There is an excellent trip report of a canoe trip down the length of the Clarion River at:
"In early May we completed a four day through trip of the Clarion River from Ridgway, PA (Love's Canoe Access) to Parker canoe access on the Allegheny River (~94 miles). I wanted relate a couple of items worth passing on to others who might contemplate the trip. We made our trip with the Ridgway gauge reading 3' - a minimum level for loaded canoes. We were a party of four paddlers in Wenonah Cascade and Old Town Discovery Royalex canoes...."
"The Clarion River is a tributary of the Allegheny River, approximately 110 mi (177 km) long, in west central Pennsylvania in the United States. It drains a mountainous area of the Allegheny Plateau in the Ohio River watershed, flowing through narrow serpentine valleys and hardwood forests. It is formed at Johnsonburg in central Elk County by the confluence of its East and West Branches. The East Branch, approximately 15 mi (24 km) long, rises in northeastern Elk County and flows southwest through East Branch Clarion River Lake (dam) to join the West Branch. The river flows generally WSW across western Pennsylvania in a tight meandering course past Ridgway and Clarion. It joins the Allegheny from the east in eastern Clarion County approximately 5 mi south of Emlenton."

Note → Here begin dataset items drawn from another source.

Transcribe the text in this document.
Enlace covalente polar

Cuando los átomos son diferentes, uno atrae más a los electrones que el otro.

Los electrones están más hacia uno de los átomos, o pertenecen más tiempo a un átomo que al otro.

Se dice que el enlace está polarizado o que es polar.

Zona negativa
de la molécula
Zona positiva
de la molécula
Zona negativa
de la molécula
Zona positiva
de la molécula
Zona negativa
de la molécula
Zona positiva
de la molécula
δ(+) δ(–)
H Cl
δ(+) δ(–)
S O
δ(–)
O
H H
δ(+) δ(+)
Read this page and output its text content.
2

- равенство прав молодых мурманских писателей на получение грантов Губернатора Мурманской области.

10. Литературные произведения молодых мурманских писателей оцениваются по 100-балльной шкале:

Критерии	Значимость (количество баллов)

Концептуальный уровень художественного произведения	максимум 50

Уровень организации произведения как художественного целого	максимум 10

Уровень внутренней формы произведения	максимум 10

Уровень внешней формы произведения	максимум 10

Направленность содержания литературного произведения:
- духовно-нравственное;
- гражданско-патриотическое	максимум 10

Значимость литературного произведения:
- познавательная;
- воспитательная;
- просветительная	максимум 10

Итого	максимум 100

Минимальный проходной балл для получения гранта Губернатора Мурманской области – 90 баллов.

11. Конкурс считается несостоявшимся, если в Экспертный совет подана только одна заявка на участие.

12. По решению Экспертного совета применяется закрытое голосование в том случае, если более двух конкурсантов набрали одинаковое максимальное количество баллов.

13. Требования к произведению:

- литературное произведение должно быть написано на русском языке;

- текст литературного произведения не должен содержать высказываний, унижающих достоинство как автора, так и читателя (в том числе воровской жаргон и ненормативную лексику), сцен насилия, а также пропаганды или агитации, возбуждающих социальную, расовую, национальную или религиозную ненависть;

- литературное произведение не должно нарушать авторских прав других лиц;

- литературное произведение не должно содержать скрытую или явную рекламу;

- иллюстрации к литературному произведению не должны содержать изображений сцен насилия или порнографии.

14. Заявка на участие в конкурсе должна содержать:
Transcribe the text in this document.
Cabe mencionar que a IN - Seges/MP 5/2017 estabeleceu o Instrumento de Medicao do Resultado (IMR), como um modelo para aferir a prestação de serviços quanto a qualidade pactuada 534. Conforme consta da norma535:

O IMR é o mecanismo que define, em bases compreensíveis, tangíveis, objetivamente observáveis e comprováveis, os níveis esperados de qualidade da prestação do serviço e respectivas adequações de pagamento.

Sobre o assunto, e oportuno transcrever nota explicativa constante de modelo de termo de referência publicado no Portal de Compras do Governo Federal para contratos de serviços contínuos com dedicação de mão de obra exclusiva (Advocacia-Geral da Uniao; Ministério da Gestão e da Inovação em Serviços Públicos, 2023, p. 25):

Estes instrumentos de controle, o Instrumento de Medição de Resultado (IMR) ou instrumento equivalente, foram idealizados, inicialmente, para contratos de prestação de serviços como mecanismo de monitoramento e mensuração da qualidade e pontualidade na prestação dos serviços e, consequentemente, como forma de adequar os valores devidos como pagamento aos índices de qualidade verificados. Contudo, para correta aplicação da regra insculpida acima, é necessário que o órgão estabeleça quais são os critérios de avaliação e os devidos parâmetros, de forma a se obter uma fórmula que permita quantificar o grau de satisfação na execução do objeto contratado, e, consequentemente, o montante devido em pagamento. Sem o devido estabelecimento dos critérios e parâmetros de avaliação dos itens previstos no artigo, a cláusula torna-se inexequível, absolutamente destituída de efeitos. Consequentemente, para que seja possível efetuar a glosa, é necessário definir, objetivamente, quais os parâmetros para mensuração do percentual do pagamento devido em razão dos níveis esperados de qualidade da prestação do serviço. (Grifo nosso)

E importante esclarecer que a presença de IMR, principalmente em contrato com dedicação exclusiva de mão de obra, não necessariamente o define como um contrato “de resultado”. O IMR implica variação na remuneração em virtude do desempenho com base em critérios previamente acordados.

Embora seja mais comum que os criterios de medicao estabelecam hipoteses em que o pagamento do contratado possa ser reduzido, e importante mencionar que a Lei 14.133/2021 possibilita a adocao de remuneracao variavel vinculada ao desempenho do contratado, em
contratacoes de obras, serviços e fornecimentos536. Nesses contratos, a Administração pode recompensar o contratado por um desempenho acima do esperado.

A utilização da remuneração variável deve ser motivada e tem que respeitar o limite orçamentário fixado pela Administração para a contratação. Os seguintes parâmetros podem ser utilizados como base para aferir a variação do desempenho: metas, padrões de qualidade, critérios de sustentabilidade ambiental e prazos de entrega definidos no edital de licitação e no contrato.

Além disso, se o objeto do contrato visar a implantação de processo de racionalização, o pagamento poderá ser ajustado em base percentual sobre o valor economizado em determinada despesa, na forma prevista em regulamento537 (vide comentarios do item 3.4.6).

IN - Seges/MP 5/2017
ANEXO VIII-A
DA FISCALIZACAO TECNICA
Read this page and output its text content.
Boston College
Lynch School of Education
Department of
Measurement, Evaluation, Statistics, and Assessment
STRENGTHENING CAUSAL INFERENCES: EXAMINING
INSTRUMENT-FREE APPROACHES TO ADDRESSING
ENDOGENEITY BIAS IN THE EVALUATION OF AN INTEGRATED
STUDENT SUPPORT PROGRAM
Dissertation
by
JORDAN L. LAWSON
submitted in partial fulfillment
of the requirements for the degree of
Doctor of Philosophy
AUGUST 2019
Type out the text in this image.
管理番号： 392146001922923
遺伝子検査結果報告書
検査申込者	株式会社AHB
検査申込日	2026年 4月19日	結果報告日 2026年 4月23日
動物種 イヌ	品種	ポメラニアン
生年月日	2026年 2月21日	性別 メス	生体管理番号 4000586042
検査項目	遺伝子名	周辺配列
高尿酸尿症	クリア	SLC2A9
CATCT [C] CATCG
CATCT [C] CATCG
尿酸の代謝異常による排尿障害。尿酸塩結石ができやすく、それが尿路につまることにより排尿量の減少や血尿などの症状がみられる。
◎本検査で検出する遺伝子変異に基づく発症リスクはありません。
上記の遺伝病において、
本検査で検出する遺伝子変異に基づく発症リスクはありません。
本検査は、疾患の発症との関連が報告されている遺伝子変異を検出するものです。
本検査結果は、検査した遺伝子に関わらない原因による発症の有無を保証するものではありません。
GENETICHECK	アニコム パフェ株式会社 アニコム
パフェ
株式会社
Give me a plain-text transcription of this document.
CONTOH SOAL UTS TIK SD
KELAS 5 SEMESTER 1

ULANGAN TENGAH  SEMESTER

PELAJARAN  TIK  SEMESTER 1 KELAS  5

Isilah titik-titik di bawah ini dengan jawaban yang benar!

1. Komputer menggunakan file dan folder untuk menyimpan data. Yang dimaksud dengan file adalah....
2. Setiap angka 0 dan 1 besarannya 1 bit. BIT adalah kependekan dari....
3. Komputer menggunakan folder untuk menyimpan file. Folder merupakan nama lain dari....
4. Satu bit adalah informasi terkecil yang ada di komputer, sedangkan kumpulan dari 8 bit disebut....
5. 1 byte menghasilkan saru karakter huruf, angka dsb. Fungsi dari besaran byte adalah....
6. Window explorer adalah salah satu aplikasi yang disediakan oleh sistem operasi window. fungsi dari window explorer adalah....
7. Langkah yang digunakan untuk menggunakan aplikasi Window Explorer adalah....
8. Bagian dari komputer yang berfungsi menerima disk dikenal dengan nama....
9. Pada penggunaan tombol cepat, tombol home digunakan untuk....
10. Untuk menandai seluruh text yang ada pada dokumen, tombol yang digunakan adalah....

"The Clarion River was designated as a component of the National Wild and Scenic Rivers System on October 19,1996 (Public Law No:104-314). The outstandingly remarkable values for the Clarion River, as identified in the Clarion River and Mill Creek Wild and Scenic River Eligibility Report (March, 1996), are scenic and recreational. Several factors contribute to the special scenic value of the river. The unique landform (unique in the region of the Allegheny River basin) of the Clarion River valley contributes a feeling of intimacy to the river. The sinuous, relatively narrow river valley with steep sides and little floodplain provides little opportunity for long, focused views. The steeply forested hillsides of almost continuous mature deciduous and coniferous vegetation contribute to a feeling of remoteness in many places along the river. Two segments of the river, measuring 8 miles and 9.1 miles in length, are classified as scenic."
Vegetation - most of the forest along the Clarion River consists of mature, second growth mixed hardwoods. The upper section, below Ridgway, is predominantly oak forest, and the lower section, towards Clarion, is mostly northern hardwoods. Conifers are often found on the steep slopes: hemlock and rhododendron often on northeast slopes, and white pine on southwest slopes. Common tree species are red, white, and chestnut oak, red and sugar maple, yellow birch, black cherry, white pine, hemlock and sycamore in the floodplains. The old-growth forest (white pine/hemlock/beech) in Cook Forest State Park is of ecological and scenic significance. Understory species include pin cherry, sassafras, dogwoods, mountain laurel, witch hazel, rhododendron, and alder and willow at the river edges. Both forested and non-forested wetlands are found in the river corridor.